Die Selen-Supplementation als eine Begleittherapie für HIV-1 Patienten
In einer randomisierten, doppelblinden und placebokontrollierten Studie mit 174 HIV-positiven Patienten konnte die tägliche Gabe von Selen die HIV-1 Viruslast unterdrücken und die CD4–Zahl verbessern. Die Patienten erhielten entweder Selenhefe (200 µg Selen pro Tag) oder ein Placebo über einen Zeitraum von 9 Monaten. Nach Ende der Supplementation wurden die Patienten noch weitere 9 Monate medizinisch begleitet.

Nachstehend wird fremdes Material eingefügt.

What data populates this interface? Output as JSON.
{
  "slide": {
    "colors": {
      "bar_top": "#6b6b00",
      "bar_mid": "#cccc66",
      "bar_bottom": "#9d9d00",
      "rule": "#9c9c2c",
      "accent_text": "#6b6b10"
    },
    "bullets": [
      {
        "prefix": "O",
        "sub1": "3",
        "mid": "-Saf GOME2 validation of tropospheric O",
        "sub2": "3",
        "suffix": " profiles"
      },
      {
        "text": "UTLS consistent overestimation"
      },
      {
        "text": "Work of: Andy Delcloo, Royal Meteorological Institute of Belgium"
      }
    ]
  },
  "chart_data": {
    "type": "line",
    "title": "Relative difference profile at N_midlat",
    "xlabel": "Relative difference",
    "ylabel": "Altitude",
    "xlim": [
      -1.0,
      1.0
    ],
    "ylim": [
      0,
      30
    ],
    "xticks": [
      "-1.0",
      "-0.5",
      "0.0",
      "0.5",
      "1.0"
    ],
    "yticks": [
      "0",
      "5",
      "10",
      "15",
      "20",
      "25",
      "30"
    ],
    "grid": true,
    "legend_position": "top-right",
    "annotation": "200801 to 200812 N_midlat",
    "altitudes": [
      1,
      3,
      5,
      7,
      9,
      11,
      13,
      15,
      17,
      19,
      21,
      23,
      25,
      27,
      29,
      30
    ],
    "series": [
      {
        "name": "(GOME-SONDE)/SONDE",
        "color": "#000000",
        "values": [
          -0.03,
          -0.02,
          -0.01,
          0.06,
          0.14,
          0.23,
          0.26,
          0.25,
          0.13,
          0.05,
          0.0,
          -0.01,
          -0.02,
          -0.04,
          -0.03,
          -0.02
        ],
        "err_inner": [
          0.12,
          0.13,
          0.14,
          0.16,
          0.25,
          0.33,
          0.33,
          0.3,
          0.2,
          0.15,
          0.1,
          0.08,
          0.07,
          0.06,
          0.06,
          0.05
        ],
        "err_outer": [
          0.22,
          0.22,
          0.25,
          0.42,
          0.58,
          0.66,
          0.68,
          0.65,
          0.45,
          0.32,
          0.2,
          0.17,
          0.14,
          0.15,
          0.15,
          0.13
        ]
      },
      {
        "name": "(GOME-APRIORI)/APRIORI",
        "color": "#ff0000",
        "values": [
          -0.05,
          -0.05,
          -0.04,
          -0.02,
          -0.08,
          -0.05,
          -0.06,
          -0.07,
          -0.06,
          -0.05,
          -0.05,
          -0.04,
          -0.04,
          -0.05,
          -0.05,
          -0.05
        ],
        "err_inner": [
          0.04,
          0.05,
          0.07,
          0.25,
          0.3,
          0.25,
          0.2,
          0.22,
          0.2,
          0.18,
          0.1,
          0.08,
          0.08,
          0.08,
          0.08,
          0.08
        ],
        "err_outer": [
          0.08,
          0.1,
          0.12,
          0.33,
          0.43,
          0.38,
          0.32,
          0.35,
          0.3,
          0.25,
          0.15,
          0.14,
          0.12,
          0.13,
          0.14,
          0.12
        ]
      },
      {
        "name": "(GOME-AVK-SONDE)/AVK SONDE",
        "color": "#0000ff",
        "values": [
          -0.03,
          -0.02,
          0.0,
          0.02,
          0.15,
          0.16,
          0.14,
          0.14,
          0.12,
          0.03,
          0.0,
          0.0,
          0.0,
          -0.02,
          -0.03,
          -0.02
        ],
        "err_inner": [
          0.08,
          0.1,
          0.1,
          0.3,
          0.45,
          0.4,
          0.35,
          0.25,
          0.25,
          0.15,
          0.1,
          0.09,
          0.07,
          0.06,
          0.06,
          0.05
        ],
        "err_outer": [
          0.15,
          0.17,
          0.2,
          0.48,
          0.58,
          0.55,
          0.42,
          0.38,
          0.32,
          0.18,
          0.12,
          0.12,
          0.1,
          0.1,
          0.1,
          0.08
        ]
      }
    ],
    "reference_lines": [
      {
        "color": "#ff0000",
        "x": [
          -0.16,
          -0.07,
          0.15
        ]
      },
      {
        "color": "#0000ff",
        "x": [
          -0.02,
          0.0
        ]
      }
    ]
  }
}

Die Selenkonzentrationen im Serum waren in der Verumgruppe signifikant erhöht im Gegensatz zur Placebogruppe. Nach Ausschluss von Störvariablen konnten die erhöhten Selenserumspiegel mit einer verminderten Viruslast und einer verbesserten CD4-Zahl in Verbindung gebracht werden. Unter den Patienten, welche Selen erhalten hatten, hatten die Patienten, die nicht auf die Selengabe reagierten (non-responder) und deren Selenserumspiegel nur leicht anstieg, eine höhere Viruslast und eine verringerte CD4-Zahl. Auf der anderen Seite zeigten die Patienten, die mit Selen behandelt worden waren und deren Selenserumspiegel über 26 µg/L lag, keinen Anstieg der HIV-1 Viruslast, aber einen Anstieg in der CD4-Zahl. Somit schlossen die Autoren: «Die tägliche Selengabe kann das Fortschreiten der HIV-1 Viruslast unterdrücken und eine indirekte Verbesserung der CD4 Zahl liefern. Die Ergebnisse unterstützen die Verwendung von Selen als eine einfache, günstige und sichere Begleittherapie bei einer HIV-Erkrankung.»
Hurwitz BE, et al. Suppression of Human Immunodeficiency Virus Type 1 Viral Load With Selenium Supplementation.Arch Intern Med, 2007; 167: 148-154.